High instrument cost: As flow cytometers are capable of multi-parametric analysis (including cellular component analysis such as organelles, nuclei, DNA, RNA, chromosomes, cytokines, hormones and protein content); these instruments command a much higher price compared to simplified image-based analysis instruments.
Why Measure Cell Counts & Viability?
Cell counts are particularly important in cases where cells are being cultured for another purpose e.g. further experimentation or where the cells themselves are the product, such as cell therapy. Depending on the experiments or cell manufacturing processes to which the cells are exposed, cell viability may be affected. This means that cell viability is often checked at various points throughout an experiment or process.
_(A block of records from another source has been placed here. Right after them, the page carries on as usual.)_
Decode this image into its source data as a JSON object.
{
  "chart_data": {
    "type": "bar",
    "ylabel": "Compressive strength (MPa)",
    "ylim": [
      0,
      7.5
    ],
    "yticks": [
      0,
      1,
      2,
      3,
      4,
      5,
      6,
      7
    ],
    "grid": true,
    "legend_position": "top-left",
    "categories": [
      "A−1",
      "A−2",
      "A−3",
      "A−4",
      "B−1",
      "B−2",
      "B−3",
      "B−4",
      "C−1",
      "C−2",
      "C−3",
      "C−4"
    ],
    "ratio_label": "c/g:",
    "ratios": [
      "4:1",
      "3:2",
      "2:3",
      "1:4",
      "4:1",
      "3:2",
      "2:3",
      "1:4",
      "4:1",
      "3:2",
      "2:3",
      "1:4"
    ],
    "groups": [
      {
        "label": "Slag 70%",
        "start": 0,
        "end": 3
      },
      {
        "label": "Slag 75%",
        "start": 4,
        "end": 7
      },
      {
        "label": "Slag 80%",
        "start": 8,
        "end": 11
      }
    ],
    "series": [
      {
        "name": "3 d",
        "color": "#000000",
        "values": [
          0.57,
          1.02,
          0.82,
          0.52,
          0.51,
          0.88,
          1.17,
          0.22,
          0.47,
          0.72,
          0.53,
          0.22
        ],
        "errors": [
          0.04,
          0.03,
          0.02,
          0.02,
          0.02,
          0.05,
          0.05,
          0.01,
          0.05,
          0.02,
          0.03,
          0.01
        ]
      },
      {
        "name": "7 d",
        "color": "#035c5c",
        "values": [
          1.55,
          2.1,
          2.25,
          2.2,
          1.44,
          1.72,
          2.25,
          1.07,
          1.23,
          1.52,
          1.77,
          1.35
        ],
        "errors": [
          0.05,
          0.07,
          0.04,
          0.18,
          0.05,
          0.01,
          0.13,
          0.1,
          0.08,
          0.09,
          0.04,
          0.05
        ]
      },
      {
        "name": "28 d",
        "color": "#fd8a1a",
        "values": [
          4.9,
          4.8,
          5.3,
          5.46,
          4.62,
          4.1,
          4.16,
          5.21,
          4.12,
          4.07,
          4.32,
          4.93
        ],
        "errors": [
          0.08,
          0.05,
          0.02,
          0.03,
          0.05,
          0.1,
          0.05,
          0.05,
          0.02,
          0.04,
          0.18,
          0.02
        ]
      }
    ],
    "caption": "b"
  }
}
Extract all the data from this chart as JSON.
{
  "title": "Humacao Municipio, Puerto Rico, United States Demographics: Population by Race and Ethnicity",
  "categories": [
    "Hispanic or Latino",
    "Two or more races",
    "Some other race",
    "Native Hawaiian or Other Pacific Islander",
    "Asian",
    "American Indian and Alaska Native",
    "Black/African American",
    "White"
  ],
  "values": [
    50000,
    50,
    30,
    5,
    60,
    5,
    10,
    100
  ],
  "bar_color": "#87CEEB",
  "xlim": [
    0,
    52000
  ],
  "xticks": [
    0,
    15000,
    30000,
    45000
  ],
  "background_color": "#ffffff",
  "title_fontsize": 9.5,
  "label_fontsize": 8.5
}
Factors which affect cell viability include:
Pressure: Dispensing of cells from cell sorters results in a large drop in pressure (often referred to as "explosive decompression") which can affect cell viability.
Temperature: Experiments which can result in increased temperatures (e.g. certain biomaterials required for 3D cell printing) need to be planned carefully to avoid exposing cells to high temperatures.
Availability of sufficient nutrients: Experiments which deprive the cells of access to nutrients for prolonged periods of time can adversely affect cellular health.
Exposure to toxic substances: A critical test which all substances, including drugs, must pass before being approved. As a result, toxicity screening ("tox screens") are a huge area of study whereby cells are purposefully exposed to different concentrations of a substance to determine their level by which cell viability is affected. Important for new drug therapies and also to determine safe usage of every-day chemicals in the home.
Shear forces: Forces induced by the walls of flow cells or the walls of a needle - these forces tend to have less of an effect compared with pressure.